An unusual package accompanied by a rambling letter prompted the temporary evacuation Monday of a Wilmington building that contains an honorary consulate for Belize.
Belizean Honorary Consul Ed Paul Jr. said Monday the discovery has prompted an investigation by both federal and local authorities. When Paul went to work Monday morning, he called for police after finding a bulky package.
Citing the ongoing investigation, Paul would not say more about the package's contents, where exactly it was found or whether it was mailed or dropped off.
Wilmington police evacuated the two-story office building at 1135 Military Cutoff Road, which primarily contains doctors' offices and has a New Hanover Regional Medical Center name and logo on the building's exterior.

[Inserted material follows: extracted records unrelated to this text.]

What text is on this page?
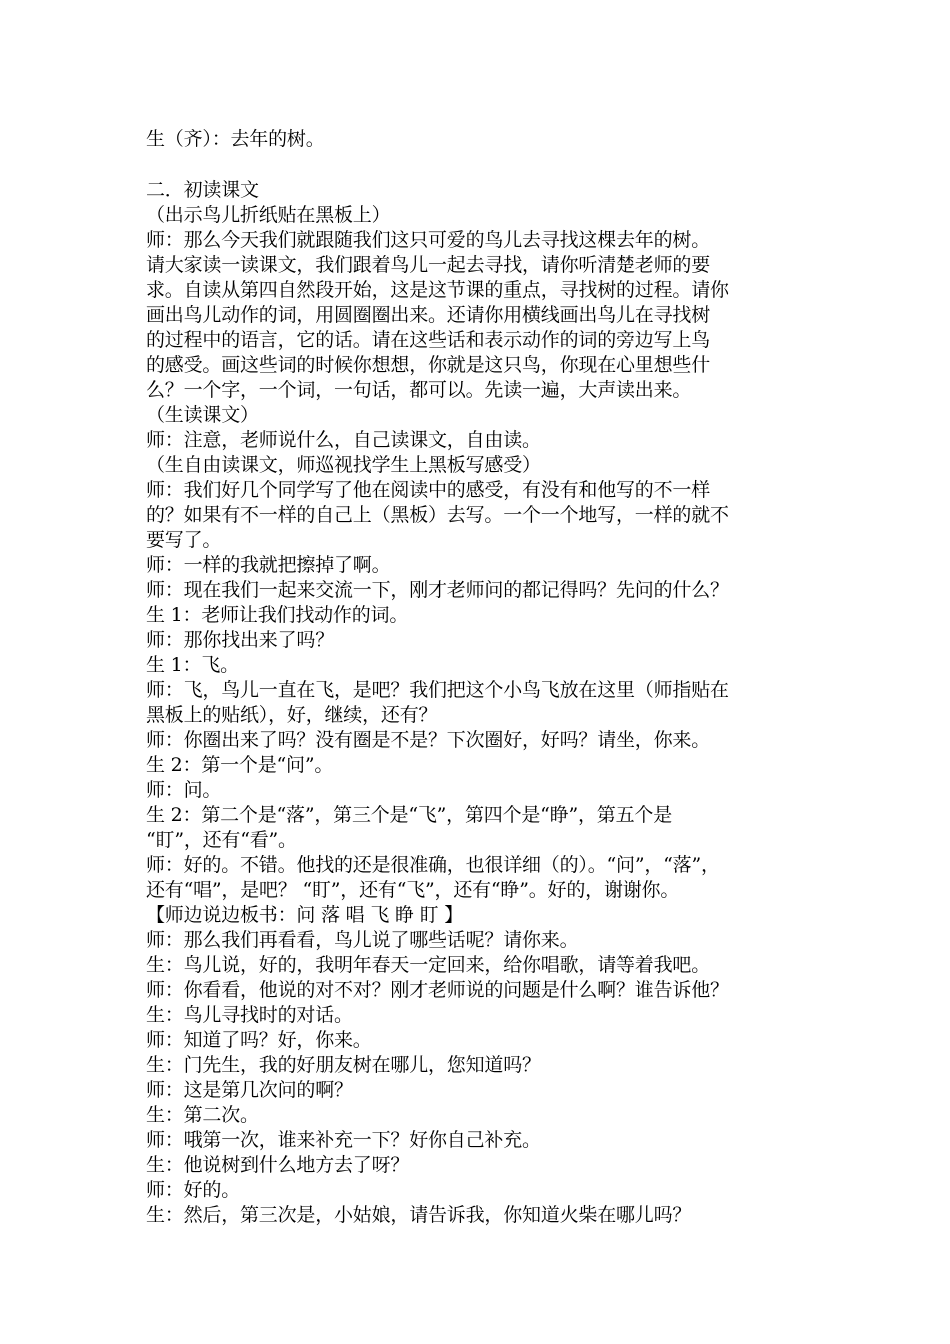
生（齐）：去年的树。
二．初读课文
（出示鸟儿折纸贴在黑板上）
师：那么今天我们就跟随我们这只可爱的鸟儿去寻找这棵去年的树。
请大家读一读课文，我们跟着鸟儿一起去寻找，请你听清楚老师的要
求。自读从第四自然段开始，这是这节课的重点，寻找树的过程。请你
画出鸟儿动作的词，用圆圈圈出来。还请你用横线画出鸟儿在寻找树
的过程中的语言，它的话。请在这些话和表示动作的词的旁边写上鸟
的感受。画这些词的时候你想想，你就是这只鸟，你现在心里想些什
么？一个字，一个词，一句话，都可以。先读一遍，大声读出来。
（生读课文）
师：注意，老师说什么，自己读课文，自由读。
（生自由读课文，师巡视找学生上黑板写感受）
师：我们好几个同学写了他在阅读中的感受，有没有和他写的不一样
的？如果有不一样的自己上（黑板）去写。一个一个地写，一样的就不
要写了。
师：一样的我就把擦掉了啊。
师：现在我们一起来交流一下，刚才老师问的都记得吗？先问的什么？
生 1：老师让我们找动作的词。
师：那你找出来了吗？
生 1：飞。
师：飞，鸟儿一直在飞，是吧？我们把这个小鸟飞放在这里（师指贴在
黑板上的贴纸），好，继续，还有？
师：你圈出来了吗？没有圈是不是？下次圈好，好吗？请坐，你来。
生 2：第一个是“问”。
师：问。
生 2：第二个是“落”，第三个是“飞”，第四个是“睁”，第五个是
“盯”，还有“看”。
师：好的。不错。他找的还是很准确，也很详细（的）。“问”，“落”，
还有“唱”，是吧？ “盯”，还有“飞”，还有“睁”。好的，谢谢你。
【师边说边板书：问 落 唱 飞 睁 盯 】
师：那么我们再看看，鸟儿说了哪些话呢？请你来。
生：鸟儿说，好的，我明年春天一定回来，给你唱歌，请等着我吧。
师：你看看，他说的对不对？刚才老师说的问题是什么啊？谁告诉他？
生：鸟儿寻找时的对话。
师：知道了吗？好，你来。
生：门先生，我的好朋友树在哪儿，您知道吗？
师：这是第几次问的啊？
生：第二次。
师：哦第一次，谁来补充一下？好你自己补充。
生：他说树到什么地方去了呀？
师：好的。
生：然后，第三次是，小姑娘，请告诉我，你知道火柴在哪儿吗？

By 8 a.m., workers in scrub suits milled about outside the building, some still sipping their morning coffee. Officers blocked off the parking lots with their cruisers and told arriving patients they could not enter the building. The Wilmington Police Department sent its bomb squad as an EMS truck waited in a nearby parking lot.
At 9:23 a.m., the police robot entered the building with an officer in body armor. The robot came out of the building at 9:47 a.m., without the package. Police let people go back into the first floor shortly after 10 a.m., and reopened the entire building around 11 a.m.
Cpl. Kevin Smith, a police spokesman, told reporters the package contained no device but there was "suspicious writing."
The presence of the consulate, he said, was "another factor in our enhanced response."
San Pedro, Belize, is a sister city of Wilmington. Paul, a local optometrist, has been an honorary consul for Belize for seven years. An accredited diplomat, he assists Belizians in the Southeast with issues with passports and visas.
"We've never had a suspicious package," he said. "We've never had a credible threat. It was very, very unusual."
On Monday, he was in contact with Belize's embassy in Washington, D.C., and its Ministry of Foreign Affairs, as well as the U.S. State Department.
The letter and package will be investigated, he said.
"There's enough substance here that the issue's not being dropped," he said.